It's a cali car if that makes any difference at all.


----------



## rogoman (Dec 16, 2004)

Here are some items that could be causing a high CO reading:
- Dirty air filter.
- Dirty spark plugs.
- Incorrect ignition timing.
- High fuel pressure.
- Dirty fuel injectors, leaking injector(s).

Change the motor oil before going for another smog check.


----------



## jserrano (Oct 27, 2004)

He failed for high HC not CO.


----------



## rogoman (Dec 16, 2004)

Sorry , I meant to say high HC. My mistake.


----------



## mc60170 (Jul 13, 2006)

*Failed Inpection High HC Hydrocarbon Levels*

I too just failed the NYC/NYS emissions test for High HC levels. My vehicle read 0.83 gpm and the test limit is 0.80 gpm.

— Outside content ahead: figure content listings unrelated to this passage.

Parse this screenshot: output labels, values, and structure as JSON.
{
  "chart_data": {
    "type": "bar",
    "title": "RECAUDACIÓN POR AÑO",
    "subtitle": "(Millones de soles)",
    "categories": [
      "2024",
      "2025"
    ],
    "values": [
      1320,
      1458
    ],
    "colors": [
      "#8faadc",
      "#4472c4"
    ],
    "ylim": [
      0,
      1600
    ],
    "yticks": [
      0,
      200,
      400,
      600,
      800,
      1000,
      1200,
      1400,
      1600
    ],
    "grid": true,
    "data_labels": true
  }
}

I recently changed the plugs, wires, distributor cap, rotor, and air filter. I have noticed that my mileage has been down over the last couple of weeks and that while driving on the highway the check engine light will sometimes come on for about 30 seconds and then go off.

Could the air/fuel mixture be too rich? What would I do about that? Any other ideas? I am trying to figure out what to do next.

Thanks,
Marc:waving::waving:


----------



## mc60170 (Jul 13, 2006)

For anyone following, I did get my car through inspection. Did a mini tune up, replaced the plugs with NGK Platinums after gapping. Ran a tank of Techron through the vehicle. Brought it back for an inspection...it failed, then the mechanic re-ran the test with the heater on full and it passed. Doesn't make an sense to me, but I was very happy to get the sticker. Anyone have any ideas why running the heater might affect the outcome of the HC emmisions?


----------